La giovane tirocinante abbassa lo sguardo, per dare un'ultima, fugace occhiata agli appunti: "Il paziente fa riferimento al mese scorso, ma dalla cartella si evince che sia ricoverato in questo reparto da almeno quindici anni. Non capisco".
Il primario si mette a posto gli occhiali, una spessa montatura nera con grandi lenti a goccia, e annuisce con la testa: "Lei è stata trasferita di recente, vero? Si vede che non le hanno fornito tutte le informazioni su questo caso: è dall'età di diciotto anni che 222-503 è incapace di ricevere alcun tipo di stimolo umano esterno; interagisce alla perfezione con gli oggetti, ma non è in grado né di percepire, né tanto meno di comunicare con le altre persone che lo circondano. Col passare degli anni, la patologia è diventata un complesso enigma di scatole cinesi: come può sentire, la parte ancora razionale nella sua testa sta cercando di auto-analizzarsi, per trovare una cura; ma ciò non fa altro che generare ulteriori personaggi e situazioni da gioco di ruolo che aggravano ancora di più uno stato mentale già molto instabile. Persino il nome che utilizza, Asidor, non è reale: tra colleghi ci riferiamo a lui con la matricola del file perché, ad oggi, nessuno è riuscito a trovare alcuna informazione sulla sua vera identità".
"Quindi è per questo che parla alla propria mano? La usa come surrogato fisico per colmare una distorsione cognitiva? Ma come fa a immedesimarsi tanto? Nel momento in cui la muove, non dovrebbe riconoscerla come parte di sé?"
Il docente si avvicina con calma al vetro-specchio, attraverso il quale la classe sta osservando il monologo nella stanza del malato: "Immagino che dalla sua posizione la visuale non sia delle migliori. Prego, si avvicini".
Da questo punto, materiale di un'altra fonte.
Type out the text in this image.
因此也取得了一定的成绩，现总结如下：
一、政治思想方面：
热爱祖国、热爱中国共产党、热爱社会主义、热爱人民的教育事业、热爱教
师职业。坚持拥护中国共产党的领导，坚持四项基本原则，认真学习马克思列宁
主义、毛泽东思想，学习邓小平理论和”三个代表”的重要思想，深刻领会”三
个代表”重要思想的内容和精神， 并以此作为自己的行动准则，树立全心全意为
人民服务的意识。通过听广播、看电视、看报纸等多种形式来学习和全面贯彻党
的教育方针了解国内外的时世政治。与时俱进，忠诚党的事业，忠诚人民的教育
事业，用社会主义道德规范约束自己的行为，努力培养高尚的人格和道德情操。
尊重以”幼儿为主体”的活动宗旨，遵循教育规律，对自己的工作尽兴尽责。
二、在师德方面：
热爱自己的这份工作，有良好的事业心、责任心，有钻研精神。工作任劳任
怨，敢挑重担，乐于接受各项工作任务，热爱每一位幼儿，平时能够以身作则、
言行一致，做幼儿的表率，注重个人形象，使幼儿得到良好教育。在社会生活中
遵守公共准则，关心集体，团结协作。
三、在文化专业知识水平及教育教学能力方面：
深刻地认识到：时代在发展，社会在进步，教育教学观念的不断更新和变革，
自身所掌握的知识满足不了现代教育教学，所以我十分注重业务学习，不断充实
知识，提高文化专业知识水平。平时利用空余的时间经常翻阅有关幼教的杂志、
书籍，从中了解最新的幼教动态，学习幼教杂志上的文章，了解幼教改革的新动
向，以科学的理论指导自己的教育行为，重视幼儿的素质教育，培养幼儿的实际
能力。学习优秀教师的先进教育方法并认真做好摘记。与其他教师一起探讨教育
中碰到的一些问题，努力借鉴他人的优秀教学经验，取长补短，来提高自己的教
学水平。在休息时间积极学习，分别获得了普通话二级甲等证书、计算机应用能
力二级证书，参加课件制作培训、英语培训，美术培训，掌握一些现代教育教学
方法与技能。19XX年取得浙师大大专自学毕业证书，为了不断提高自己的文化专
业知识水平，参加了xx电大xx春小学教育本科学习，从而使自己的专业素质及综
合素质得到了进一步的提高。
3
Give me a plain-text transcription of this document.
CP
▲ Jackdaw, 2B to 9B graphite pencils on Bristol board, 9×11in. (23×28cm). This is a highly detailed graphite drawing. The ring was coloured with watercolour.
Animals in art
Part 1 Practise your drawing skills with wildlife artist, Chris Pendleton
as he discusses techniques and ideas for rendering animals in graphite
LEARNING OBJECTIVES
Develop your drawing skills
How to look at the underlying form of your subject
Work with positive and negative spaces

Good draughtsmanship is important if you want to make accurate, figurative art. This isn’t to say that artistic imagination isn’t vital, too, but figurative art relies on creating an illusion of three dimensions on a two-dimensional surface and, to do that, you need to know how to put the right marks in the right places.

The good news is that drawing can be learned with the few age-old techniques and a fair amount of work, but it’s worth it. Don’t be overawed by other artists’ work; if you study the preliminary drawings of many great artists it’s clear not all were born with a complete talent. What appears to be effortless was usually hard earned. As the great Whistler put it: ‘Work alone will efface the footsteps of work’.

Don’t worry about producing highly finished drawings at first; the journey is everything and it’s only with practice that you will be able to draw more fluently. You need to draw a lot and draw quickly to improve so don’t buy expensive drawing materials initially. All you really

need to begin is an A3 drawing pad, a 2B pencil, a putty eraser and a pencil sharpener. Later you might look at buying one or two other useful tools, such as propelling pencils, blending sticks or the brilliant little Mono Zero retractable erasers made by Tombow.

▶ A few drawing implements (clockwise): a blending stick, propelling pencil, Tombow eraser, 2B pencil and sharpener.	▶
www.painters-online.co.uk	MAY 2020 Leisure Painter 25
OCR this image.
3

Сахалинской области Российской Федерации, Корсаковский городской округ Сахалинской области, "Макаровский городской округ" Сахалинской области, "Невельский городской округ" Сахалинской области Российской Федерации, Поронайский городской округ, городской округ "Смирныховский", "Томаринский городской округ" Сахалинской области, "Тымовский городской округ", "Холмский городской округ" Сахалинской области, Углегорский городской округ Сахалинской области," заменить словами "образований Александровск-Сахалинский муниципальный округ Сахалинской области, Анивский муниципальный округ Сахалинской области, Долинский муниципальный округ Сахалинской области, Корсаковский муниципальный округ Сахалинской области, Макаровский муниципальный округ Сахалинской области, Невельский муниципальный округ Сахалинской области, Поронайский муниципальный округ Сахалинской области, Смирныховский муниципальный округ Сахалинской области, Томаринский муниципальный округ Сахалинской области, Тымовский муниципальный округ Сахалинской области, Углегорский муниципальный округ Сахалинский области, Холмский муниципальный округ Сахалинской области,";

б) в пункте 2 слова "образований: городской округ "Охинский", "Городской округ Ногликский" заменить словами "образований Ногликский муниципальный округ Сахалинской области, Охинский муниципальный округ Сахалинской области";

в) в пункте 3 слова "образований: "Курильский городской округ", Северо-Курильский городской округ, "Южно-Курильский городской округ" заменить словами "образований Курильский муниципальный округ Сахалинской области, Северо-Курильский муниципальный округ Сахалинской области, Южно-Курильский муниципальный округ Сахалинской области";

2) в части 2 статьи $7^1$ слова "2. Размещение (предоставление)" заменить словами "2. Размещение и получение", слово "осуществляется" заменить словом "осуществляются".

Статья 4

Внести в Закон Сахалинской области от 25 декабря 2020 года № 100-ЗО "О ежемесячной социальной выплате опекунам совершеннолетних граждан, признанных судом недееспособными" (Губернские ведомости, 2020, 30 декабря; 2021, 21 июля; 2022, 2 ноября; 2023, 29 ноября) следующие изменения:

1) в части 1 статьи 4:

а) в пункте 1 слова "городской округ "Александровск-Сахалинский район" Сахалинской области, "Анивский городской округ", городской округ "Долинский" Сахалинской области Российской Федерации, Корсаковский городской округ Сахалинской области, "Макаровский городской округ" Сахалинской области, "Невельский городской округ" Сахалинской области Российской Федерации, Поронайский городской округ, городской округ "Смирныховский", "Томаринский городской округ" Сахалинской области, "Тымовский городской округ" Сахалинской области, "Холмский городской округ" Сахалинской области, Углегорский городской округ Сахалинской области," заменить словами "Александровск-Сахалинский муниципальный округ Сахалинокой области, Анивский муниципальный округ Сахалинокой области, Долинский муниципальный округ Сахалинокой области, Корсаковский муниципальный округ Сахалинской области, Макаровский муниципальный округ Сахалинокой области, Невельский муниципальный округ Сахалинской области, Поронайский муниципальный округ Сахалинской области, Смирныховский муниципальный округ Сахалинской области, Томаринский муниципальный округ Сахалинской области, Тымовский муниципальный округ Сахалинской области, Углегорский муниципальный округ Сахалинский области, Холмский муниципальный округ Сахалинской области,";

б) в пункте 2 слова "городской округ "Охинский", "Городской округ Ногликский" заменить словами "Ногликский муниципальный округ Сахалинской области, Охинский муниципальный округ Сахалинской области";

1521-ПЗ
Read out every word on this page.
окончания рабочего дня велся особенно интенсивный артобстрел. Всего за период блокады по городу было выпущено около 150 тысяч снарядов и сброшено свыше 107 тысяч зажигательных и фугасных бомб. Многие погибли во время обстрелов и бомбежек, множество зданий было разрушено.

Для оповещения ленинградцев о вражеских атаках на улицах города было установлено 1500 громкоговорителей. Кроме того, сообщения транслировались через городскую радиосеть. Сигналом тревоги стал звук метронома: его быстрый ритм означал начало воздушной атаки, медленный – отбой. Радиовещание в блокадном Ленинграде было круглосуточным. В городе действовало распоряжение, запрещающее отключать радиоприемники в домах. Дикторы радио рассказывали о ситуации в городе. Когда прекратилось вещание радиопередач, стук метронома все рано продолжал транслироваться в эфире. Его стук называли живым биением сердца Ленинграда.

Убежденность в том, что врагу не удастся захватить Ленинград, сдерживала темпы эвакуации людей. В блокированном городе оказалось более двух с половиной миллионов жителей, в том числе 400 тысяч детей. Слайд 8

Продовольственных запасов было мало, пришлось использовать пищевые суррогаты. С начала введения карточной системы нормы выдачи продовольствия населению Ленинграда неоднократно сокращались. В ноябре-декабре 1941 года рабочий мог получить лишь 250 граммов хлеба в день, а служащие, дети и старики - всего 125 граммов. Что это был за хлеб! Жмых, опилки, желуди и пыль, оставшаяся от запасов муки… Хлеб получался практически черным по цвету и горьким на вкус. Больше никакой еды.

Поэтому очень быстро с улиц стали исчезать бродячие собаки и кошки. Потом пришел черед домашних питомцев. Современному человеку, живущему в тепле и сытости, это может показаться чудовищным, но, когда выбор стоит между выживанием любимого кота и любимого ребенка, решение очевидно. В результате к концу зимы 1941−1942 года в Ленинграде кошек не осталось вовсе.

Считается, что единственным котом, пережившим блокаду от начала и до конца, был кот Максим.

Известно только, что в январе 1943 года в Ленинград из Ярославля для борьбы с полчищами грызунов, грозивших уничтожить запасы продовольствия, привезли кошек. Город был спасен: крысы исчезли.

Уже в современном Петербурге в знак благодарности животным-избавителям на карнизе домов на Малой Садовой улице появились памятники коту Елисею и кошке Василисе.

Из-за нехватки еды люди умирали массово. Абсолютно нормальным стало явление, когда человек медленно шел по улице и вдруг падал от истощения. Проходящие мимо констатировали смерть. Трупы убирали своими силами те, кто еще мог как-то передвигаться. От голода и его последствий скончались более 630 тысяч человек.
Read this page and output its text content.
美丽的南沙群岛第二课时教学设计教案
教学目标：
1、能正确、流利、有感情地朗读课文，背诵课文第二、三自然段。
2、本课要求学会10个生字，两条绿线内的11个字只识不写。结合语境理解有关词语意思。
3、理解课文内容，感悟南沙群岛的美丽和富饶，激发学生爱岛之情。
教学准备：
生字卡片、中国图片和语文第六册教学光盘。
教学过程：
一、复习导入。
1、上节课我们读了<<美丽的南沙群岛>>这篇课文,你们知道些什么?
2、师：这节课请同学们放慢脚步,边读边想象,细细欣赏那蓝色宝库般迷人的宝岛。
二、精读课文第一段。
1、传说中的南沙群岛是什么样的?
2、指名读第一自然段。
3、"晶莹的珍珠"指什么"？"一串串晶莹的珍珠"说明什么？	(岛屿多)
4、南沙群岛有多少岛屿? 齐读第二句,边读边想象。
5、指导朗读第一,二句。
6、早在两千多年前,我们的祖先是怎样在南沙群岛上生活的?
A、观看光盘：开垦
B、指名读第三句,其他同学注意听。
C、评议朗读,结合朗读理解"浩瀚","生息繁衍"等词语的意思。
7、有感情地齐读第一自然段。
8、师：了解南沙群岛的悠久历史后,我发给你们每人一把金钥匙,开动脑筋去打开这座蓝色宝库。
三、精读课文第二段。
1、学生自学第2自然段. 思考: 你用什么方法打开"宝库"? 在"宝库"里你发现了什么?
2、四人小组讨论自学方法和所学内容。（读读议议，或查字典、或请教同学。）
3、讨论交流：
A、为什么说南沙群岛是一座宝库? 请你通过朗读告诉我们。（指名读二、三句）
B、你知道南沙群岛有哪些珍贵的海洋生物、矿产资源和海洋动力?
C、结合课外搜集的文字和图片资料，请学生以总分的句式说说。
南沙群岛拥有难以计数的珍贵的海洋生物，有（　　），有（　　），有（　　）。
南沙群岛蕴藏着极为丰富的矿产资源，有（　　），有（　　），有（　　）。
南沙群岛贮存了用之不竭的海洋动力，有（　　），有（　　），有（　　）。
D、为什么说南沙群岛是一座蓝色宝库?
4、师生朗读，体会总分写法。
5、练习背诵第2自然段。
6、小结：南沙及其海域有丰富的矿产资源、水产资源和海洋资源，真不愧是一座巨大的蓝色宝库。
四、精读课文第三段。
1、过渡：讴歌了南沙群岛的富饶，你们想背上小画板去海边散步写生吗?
Titubante, la dottoressa Sandri fa un passo avanti, fermandosi a pochi centimetri dalla parete.
"Deve sapere" prosegue il primario "che oltre alla malattia mentale, 222-503 è affetto da CIPA, insensibilità congenita al dolore con anidrosi: non suda, non sente il freddo o il calore; quando gli capita un incidente, non si accorge nemmeno di essere ferito. Per questo lo teniamo rinchiuso in una camera imbottita; per garantire la sua stessa incolumità. Ciò che ci ha colpito, nel corso degli anni, è stato come il paziente ha fatto uso di questa sua peculiare condizione".
Il medico batte un paio di volte la nocca dell'indice contro sottile muro.
Subito consapevole di un rumore estraneo, Asidor, o meglio 222-503, solleva di scatto la testa, saltando contro la superficie semitrasparente.
Toc, toc. "Ehilà! C'è nessuno?"
"O mio dio!" esclama terrorizzata la tirocinante, dinanzi allo spettacolo al quale stanno assistendo i suoi occhi: le mani, appoggiate aperte contro il vetro a specchio, presentano palmi deturpati in modo orrendo; una rete di tagli, buchi nella carne e una massa di spesso tessuto cicatriziale che, scavato con le unghie, è stato modellato, preciso come un cammeo in madreperla, sulle sembianze di una giovane donna dai tratti orientali.
La dottoressa Tsuguhara.
"Rika? Rika sei tu? Ti prego, parlami bimba".